Very good copy of an inspiring tale of a woman before her time. A true story of a woman with courage and gumption traveling alone by horseback through the rocky mountain area of Colorado.
Pretty good book, but slow in places.
I normally don't read non-fiction, because I don't find it as intersting, but Isabella Bird's letters are stranger and every bit as exciting as fiction. Her descriptions are remarkable, not to mention accurate, and the people she meets are as diverse as characters out of a novel. I'm so glad I took a chance on this book!
A historic treasure. View US western life in the 1870s through the eyes of an intrepid lady traveler. While her prejudices may seem antiquated - and why not, this was written 140 years ago - her observations are really interesting. She is a very colorful writer and you get a superb picture.
This book captured my imagination and continues to haunt me with fantasies of traveling Colorado on horseback during the times of the wild west. A very remarkable woman with a talented pen.
history buffs will enjoy this book, a compilation of articles the writer offered to newspapers and magazines while she was traveling the Rocky Mtn West
This is certainly not a book about an ordinary person. Isabella Bird must have been really, really interesting... it would be amazing to sit and talk with her now.
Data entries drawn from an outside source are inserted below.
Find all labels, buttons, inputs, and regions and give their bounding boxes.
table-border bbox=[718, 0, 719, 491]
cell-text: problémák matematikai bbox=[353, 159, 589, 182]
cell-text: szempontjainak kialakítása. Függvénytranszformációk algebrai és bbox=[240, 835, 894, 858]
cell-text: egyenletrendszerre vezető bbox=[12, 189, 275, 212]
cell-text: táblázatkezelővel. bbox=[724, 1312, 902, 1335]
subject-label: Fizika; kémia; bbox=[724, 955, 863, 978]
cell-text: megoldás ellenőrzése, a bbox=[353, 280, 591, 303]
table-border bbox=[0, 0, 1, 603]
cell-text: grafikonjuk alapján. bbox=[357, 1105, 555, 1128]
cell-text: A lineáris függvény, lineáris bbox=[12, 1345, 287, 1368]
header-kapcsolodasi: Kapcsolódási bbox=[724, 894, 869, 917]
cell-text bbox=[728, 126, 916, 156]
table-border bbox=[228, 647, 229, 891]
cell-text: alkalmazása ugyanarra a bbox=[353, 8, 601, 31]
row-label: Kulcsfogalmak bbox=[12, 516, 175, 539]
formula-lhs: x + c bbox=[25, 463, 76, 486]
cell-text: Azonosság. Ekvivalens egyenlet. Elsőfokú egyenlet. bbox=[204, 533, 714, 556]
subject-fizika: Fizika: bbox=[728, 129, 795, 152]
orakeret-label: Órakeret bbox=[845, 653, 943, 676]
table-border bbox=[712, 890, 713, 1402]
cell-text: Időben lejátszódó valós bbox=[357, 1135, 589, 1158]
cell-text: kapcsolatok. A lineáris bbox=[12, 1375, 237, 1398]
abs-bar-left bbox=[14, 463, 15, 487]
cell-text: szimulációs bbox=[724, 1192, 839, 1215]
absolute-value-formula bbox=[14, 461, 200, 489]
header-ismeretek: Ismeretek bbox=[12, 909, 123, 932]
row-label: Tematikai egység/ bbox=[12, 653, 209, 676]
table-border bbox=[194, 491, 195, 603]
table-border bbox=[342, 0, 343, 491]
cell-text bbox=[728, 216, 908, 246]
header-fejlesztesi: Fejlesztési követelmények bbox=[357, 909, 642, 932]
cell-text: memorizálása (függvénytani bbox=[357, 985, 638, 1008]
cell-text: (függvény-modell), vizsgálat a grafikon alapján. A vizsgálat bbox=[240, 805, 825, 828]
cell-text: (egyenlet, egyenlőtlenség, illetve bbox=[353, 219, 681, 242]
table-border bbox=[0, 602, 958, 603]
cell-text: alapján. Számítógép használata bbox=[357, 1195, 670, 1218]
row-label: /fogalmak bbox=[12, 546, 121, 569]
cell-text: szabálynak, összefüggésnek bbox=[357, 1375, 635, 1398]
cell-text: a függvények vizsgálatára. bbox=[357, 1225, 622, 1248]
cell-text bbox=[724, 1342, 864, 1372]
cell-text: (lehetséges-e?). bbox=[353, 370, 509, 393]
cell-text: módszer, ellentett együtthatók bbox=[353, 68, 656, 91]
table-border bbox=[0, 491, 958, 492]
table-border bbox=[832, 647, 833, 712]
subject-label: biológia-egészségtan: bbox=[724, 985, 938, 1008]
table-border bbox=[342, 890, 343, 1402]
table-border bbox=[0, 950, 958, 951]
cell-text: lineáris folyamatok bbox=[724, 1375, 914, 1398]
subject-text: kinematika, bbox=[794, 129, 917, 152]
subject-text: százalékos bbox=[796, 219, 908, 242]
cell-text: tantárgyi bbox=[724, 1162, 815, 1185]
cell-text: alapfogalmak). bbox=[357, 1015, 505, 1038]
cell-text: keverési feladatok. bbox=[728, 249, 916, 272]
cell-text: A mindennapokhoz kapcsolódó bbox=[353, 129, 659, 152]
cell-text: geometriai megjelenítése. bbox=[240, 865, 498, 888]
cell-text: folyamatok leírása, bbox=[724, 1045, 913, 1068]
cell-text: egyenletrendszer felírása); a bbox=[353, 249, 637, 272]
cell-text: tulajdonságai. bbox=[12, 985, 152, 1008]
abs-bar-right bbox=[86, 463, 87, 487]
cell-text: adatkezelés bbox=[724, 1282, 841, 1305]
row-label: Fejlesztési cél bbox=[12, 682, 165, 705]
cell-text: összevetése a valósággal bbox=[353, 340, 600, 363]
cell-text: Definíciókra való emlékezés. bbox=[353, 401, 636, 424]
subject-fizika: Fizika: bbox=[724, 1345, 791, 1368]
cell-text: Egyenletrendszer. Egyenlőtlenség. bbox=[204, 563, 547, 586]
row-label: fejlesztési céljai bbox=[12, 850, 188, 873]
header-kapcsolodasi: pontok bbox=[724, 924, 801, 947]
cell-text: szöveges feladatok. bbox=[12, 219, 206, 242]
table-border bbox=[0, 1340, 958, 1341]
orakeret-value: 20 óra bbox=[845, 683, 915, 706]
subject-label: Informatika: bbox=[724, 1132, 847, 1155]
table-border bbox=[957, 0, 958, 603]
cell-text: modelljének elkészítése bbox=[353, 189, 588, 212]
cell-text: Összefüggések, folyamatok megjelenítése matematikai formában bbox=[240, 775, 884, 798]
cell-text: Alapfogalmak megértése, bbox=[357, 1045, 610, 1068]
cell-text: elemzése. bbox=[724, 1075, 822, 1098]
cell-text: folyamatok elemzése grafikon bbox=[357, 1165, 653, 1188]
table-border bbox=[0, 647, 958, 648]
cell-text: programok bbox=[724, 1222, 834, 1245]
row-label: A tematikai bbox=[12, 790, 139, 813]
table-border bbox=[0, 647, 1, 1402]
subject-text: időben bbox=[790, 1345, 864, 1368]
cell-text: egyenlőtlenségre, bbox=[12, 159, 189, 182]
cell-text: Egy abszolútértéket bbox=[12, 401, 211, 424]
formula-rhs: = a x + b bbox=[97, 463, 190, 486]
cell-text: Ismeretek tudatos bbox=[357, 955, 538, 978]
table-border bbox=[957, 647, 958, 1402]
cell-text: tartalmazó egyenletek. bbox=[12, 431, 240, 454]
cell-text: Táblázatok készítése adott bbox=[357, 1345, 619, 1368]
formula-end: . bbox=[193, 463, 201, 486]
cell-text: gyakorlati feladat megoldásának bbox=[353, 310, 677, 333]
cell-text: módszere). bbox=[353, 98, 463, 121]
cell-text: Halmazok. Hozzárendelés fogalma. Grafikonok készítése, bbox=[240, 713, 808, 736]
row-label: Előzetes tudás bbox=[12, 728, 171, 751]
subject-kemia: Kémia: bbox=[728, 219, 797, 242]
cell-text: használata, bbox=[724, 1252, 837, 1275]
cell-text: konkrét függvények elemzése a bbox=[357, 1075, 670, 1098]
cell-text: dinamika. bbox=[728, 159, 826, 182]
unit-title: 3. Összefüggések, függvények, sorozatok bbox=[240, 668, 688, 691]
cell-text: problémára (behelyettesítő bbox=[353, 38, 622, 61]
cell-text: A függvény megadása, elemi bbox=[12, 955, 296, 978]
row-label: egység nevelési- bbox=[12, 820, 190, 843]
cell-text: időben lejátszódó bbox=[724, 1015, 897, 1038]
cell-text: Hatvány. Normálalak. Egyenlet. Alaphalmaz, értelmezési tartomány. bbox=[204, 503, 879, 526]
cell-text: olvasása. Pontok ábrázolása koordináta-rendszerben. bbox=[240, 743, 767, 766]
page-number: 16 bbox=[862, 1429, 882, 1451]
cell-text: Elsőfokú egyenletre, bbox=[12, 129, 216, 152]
I'm not familiar with any of the Colorado places she mentions, except Denver, but her descriptions of the scenery are just incredible. She routinely did trips of 20 or more grueling miles in a day on horseback, through practically untracked terrain, just to see a mountain or watch the sunset from a vantage point. The idea of just heading off into the wilderness, with nothing but a vague description of the country ahead and maybe there would be a place to spend the night, is just astonishing to modern ideas. And the description of spending weeks in the cabin in Estes Park, waking up with her bed - inside! - covered with snow, and everything frozen solid...she was one tough cookie but seemed to take it all as normal, and just what you had to put up with. I spent a lot of time reading bits aloud to my husband - "listen to this!". Reading history is one thing, but reading these letters written as she experienced life really made it come alive.